Client: Environmental Services, City of San Jose
Team: Matthew Burke, Manpreet Kaur and Uyen Mai

Proposition 39 provides funding for schools to implement energy efficiency measures and facilities upgrades, yet many schools are not aware that this funding is available. This team surveyed school administrators to identify the key barriers districts face in accessing Proposition 39 funds and propose¬¬d recommendations to assist districts in successfully implementing energy efficiency measures.

Connecting Local Agriculture with Local Consumers

Client: Santa Clara County Food Systems Alliance
Team: Margaret Roe, Drake Swezey, Nick Seabright

Santa Clara County's farmland has declined by forty-five percent in the past twenty years and fifty-five percent of its remaining farmland is at risk over the next thirty years. This team project examined what local policies that encourage agricultural preservation and viability and policies that link local consumers to local producers.
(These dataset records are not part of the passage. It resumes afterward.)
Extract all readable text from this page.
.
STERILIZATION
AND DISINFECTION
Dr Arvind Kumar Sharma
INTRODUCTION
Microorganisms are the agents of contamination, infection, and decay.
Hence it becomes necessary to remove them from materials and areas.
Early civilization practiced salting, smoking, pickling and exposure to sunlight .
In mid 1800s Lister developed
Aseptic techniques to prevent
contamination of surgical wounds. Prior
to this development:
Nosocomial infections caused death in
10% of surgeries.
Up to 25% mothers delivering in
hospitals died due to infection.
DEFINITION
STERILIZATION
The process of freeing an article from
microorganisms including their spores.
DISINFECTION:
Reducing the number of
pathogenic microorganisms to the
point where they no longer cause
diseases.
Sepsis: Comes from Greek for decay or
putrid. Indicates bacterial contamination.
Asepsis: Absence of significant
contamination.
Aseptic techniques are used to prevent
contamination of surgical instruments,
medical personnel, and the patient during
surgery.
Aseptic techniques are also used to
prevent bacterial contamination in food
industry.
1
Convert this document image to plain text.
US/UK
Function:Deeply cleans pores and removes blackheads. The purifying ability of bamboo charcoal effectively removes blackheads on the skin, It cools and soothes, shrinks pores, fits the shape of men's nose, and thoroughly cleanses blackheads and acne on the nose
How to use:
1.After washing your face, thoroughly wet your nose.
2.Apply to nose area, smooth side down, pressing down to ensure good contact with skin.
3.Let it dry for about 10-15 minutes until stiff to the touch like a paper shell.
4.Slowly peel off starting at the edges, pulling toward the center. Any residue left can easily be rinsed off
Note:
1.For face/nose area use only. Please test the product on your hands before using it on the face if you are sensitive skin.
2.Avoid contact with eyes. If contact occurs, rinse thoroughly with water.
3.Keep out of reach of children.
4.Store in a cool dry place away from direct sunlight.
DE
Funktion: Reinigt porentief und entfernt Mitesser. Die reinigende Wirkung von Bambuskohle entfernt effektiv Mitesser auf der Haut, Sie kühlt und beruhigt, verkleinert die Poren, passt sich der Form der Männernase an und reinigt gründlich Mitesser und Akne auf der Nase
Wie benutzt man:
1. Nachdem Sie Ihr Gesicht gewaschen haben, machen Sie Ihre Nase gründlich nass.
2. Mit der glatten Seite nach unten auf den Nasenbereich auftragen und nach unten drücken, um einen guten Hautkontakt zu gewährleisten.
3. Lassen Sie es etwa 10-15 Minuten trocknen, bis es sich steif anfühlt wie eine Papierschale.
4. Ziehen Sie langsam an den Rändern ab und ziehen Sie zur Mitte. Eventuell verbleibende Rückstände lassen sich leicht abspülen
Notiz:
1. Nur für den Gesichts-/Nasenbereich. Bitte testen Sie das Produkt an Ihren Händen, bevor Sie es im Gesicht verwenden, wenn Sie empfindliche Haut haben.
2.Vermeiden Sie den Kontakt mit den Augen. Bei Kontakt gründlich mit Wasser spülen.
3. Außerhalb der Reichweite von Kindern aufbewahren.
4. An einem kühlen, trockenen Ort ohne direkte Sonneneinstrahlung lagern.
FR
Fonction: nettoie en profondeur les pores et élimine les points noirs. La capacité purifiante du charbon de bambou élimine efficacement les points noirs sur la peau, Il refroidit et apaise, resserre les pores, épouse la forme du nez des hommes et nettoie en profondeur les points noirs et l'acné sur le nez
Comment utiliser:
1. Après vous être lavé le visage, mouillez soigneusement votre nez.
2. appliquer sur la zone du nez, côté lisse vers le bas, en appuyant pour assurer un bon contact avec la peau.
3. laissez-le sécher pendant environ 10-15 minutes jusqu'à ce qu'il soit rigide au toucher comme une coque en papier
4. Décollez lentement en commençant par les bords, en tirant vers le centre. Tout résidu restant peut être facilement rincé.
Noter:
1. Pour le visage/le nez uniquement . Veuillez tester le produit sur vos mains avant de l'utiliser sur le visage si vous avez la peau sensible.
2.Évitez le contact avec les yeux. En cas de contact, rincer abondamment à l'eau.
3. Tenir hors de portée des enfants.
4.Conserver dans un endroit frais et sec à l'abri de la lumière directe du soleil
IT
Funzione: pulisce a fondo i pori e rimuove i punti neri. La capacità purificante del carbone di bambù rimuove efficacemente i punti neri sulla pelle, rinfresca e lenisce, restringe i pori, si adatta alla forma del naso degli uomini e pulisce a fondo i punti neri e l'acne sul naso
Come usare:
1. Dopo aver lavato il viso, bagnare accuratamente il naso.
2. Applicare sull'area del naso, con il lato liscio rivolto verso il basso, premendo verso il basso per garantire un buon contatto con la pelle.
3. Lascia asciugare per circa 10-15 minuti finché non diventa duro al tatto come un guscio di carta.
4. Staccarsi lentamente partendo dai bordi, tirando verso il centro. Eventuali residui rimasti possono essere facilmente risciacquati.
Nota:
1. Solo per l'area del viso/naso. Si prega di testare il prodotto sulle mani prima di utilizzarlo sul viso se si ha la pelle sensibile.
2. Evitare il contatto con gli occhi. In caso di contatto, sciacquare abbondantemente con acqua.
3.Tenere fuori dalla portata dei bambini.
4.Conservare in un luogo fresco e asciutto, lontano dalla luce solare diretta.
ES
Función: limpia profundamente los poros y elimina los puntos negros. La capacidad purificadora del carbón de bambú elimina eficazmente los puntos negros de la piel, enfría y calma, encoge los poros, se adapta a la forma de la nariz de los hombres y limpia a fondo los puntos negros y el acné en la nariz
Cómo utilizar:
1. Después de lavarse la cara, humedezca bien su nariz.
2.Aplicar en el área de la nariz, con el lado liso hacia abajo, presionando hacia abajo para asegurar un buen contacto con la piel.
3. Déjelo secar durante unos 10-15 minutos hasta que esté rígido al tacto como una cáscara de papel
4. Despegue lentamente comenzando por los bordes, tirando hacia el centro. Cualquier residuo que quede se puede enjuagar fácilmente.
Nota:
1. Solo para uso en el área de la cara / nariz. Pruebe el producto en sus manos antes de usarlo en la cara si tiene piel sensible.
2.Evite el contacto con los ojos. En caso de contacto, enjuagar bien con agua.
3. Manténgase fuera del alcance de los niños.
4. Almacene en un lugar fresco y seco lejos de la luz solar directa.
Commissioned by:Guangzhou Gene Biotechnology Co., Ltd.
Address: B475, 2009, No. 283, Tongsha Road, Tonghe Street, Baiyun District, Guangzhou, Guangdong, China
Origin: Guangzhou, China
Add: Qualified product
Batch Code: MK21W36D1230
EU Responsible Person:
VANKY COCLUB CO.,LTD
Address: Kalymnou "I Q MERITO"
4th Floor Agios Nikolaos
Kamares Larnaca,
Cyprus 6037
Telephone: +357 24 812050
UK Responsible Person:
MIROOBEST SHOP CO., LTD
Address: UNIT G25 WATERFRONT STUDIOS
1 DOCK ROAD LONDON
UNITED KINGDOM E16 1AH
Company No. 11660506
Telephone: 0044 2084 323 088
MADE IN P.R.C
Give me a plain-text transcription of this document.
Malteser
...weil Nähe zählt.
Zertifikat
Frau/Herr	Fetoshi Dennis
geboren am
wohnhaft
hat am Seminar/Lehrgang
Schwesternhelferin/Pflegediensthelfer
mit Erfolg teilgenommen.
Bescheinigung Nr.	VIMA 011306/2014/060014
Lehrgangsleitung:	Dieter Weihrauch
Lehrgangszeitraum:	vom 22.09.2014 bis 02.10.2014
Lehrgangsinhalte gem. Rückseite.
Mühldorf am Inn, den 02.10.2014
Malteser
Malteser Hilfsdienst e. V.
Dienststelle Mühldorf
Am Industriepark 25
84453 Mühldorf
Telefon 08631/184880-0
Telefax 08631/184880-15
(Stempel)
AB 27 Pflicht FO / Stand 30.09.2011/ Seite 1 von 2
“Real Food” at Santa Clara University

Client: Center for Sustainability, Santa Clara University
Team: Sara Loewel, Rawley Loken, Tony Ferrari

Santa Clara University’s 2015 Climate Action Plan contains numerous provisions to help the school reach its sustainability goals, and among these is an improvement upon dining services’ food purchasing principle. This team investigated the quantity of “Real Food” purchased by Santa Clara University, highlighting the areas where our campus food system was the most/least sustainable and examining which kinds of foods the university should focus on purchasing more sustainably in order to meet its target.